J

Ch1_Introduction_to_SW

Course Information

  • Course Resources

    • Blackboard is the main platform for class syllabi, project descriptions, slides, announcements, etc.

    • Email will also be utilized for announcements.

  • Course Evaluation

    • Midterm exam: 30%

    • Project: 30%

    • Final exam: 40%

Recommended Literature

  • Essential Texts

    • The Data Warehouse Toolkit by Ralph Kimball & Margy Ross

    • Building the Data Warehouse by William H. Inmon

    • Data Warehouse Systeme by Andreas Bauer & Holger Günzel

  • Further Readings

    • The Data Warehouse ETL Toolkit by Ralph Kimball & Joe Caserta

    • OLAP Solutions by Erik Thomsen

    • Data Warehouses and OLAP by Robert Wrembel & Christian Koncilia

Introduction to Data Warehousing

  1. Why a Data Warehouse is Needed

  2. Definition of a Data Warehouse

  3. Core Concepts in Data Warehousing

  4. Applications and Users of Data Warehouses

Importance of Data

  • Data may soon be more important than software (Tim O'Reilly)

  • Data is precious and lasts longer than systems (Tim Berners-Lee)

  • Information is likened to oil in the 21st century (Peter Sondergaard)

  • Data lives indefinitely beneath applications (Tom Kyte)

Major Challenges for Effective Decision Support

  1. Distributed Data

    • Problem: Data exists across various systems and technologies.

    • Solution: Consolidate data into a single system for analysis.

  2. Different Data Structures

    • Problem: Inconsistencies across systems regarding data types and modeling.

    • Solution: Implement a dedicated system to standardize data.

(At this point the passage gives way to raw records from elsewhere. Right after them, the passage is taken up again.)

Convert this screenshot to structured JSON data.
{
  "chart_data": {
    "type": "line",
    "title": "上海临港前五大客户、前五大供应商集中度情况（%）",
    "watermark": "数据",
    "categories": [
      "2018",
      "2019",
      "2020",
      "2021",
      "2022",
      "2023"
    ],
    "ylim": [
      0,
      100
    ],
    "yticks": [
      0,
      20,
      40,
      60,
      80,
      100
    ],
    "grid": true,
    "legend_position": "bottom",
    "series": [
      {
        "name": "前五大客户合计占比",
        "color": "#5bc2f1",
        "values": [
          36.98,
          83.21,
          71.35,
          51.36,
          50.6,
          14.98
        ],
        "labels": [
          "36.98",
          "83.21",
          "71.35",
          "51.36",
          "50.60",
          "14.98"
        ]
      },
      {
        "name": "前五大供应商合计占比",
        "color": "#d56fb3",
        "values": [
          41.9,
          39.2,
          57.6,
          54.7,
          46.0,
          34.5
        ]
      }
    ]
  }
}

  3. Issues with Historic Data

    • Problem: Data is often deleted or archived after a short period.

    • Solution: Store all changes in a system suited for large data volumes.

  4. System Workload Challenges

    • Problem: Systems are not optimized for analytical workloads, risking performance issues.

    • Solution: Use dedicated systems designed for complex queries on large data sets.

What is a Data Warehouse?

  • A data warehouse is a system where data is stored and analyzed to inform decisions.

  • It is specifically designed to support business intelligence activities.

Characteristics of a Data Warehouse

  1. Large Repository

    • A data warehouse is a large-scale repository of organizational data.

    • It begins around 1 TB and can extend to several PB across multiple servers.

  2. Data Cleansing and Snapshots

    • Contains historical snapshots of operational data, obtained through ETL processes.

  3. Analytical Focus

    • Tailored for tactical and strategic reporting, capturing changes over time.

Definitions by Experts

  • Ralph Kimball:

    • Describes a data warehouse as a structured copy of transactional data for queries and analysis.

  • Bill Inmon:

    • Defines it as a subject-oriented, integrated, non-volatile, time-variant collection of data for decision support.

Functional Characteristics

  • Subject Oriented:

    • Data is organized around real-world events or objects (e.g., Customer, Product).

  • Integrated:

    • Data sourced from various operational systems, harmonized for consistency.

  • Non-Volatile:

    • Data is static and retained for future reporting; once committed, data isn't deleted or changed directly.

  • Time-Variant:

    • Tracks changes, enabling historical reporting and analysis over time.

Utilization of Data Warehouses

  • OLTP (Online Transaction Processing):

    • Used for operational data entry and transaction processing, reflecting current states.

  • OLAP (Online Analytical Processing):

    • Used for reporting and decision-making analytics based on DW data.

Typical Applications of Data Warehousing

  1. Investment and Insurance

    • Market analysis and customer behavior insights.

  2. Retail

    • Monitoring products, pricing strategies, and purchasing patterns.

  3. Healthcare

    • Generating treatment reports and collaborating with insurance and research departments.

  4. Education

    • Real-time analytics for informed decision-making regarding faculty and students.

  5. Banking

    • Monitoring resources and assessing product performance.

  6. Manufacturing and Distribution

    • Consolidating data for forecasting and trend analysis.

  7. Government

    • Analyzing tax information and health records.

  8. Telecommunications

    • Informing distribution and sales strategies.